Ms Matteo told the court Ms Kaur made a police report alleging she was being stalked by Singh on February 9 — about one month before she was killed.

She said Singh wrote several messages, which he never ended up sending, to Ms Kaur in the days leading up to her death.

They included statements such as: “Your bad luck that I am still alive, cheap, wait and watch, will get the answer, each and every single one will get the answer” and “‘deep inside what I feel but can’t get over”.

Singh swapped cars on night of murder

The prosecution told the court Singh downloaded a map of security cameras across Adelaide the day prior to Ms Kaur’s abduction.

Ms Matteo said security cameras showed Singh shopping for cable ties at a hardware store on the afternoon of the abduction.

She said Singh also removed the SIM card from his phone, placed it in a different phone and left it at his home “so as to engage cell towers that would give the impression that he was at or near home”.

The night of the abduction, Singh swapped his car with his flatmate’s car and asked him to work his shift.

Jasmeen Kaur’s body was found in a shallow grave in the Flinders Ranges.(Supplied: SA Police)

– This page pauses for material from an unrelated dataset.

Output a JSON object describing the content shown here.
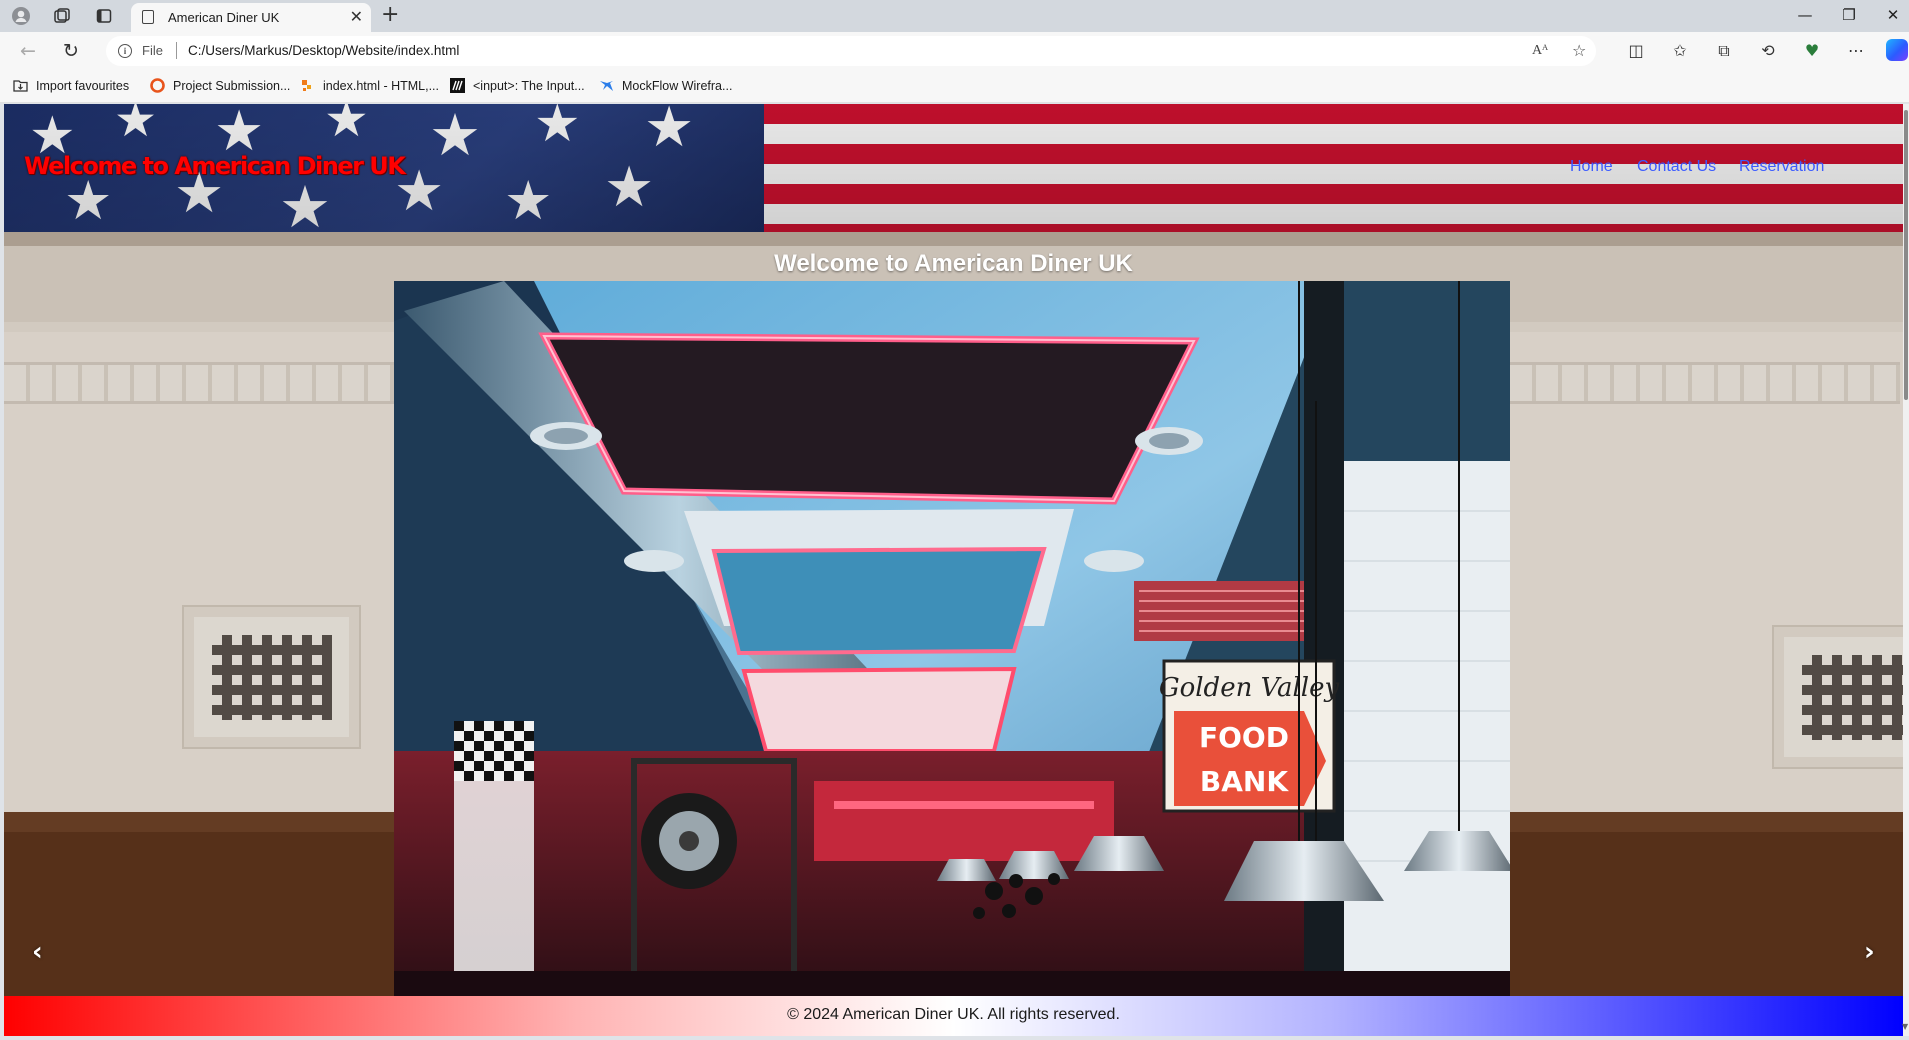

When he was first questioned by police on March 6, he said he could not remember when he last saw Ms Kaur and asserted that he had been at home on the night of her murder.

One day later, Singh told police officers that Ms Kaur had committed suicide and he had buried her in the Flinders Ranges.

He took police to the burial site, where officers found Ms Kaur’s shoes, glasses and work name badge in a bin, alongside looped cable ties.

Martin Anders, representing Singh, said two months before the murder, Singh and Ms Kaur’s families held a meeting which “resolved unfavourably to the relationship continuing”.

He said after the relationship breakdown, Singh’s reasoning was “gravely impaired”.

“This is not a man who really was orientated well in terms of his understanding of whose wishes, how those issues unfolded and how he might reason appropriately through the circumstances of which he was confronted,” he said.

“He took steps which destroyed not only her life but his life.”

Mr Anders said Singh had poor mental health and he had started to experience hallucinations after Ms Kaur’s death.

He said Singh had a low risk of offending in the future.

But Justice Adam Kimber said Singh “put in train a series of careful steps over a period of time” to carry out the murder.

“He was punishing her (Ms Kaur) for having been rejected,” he said.

“He, the prosecution says, bundled her into a vehicle, restrained her in the back seat or the boot, drove her a considerable distance, killed her, buried her, disposed of evidence that might implicate him in that crime.”

Justice Kimber imposed a mandatory life sentence, with a non-parole period to be set next month.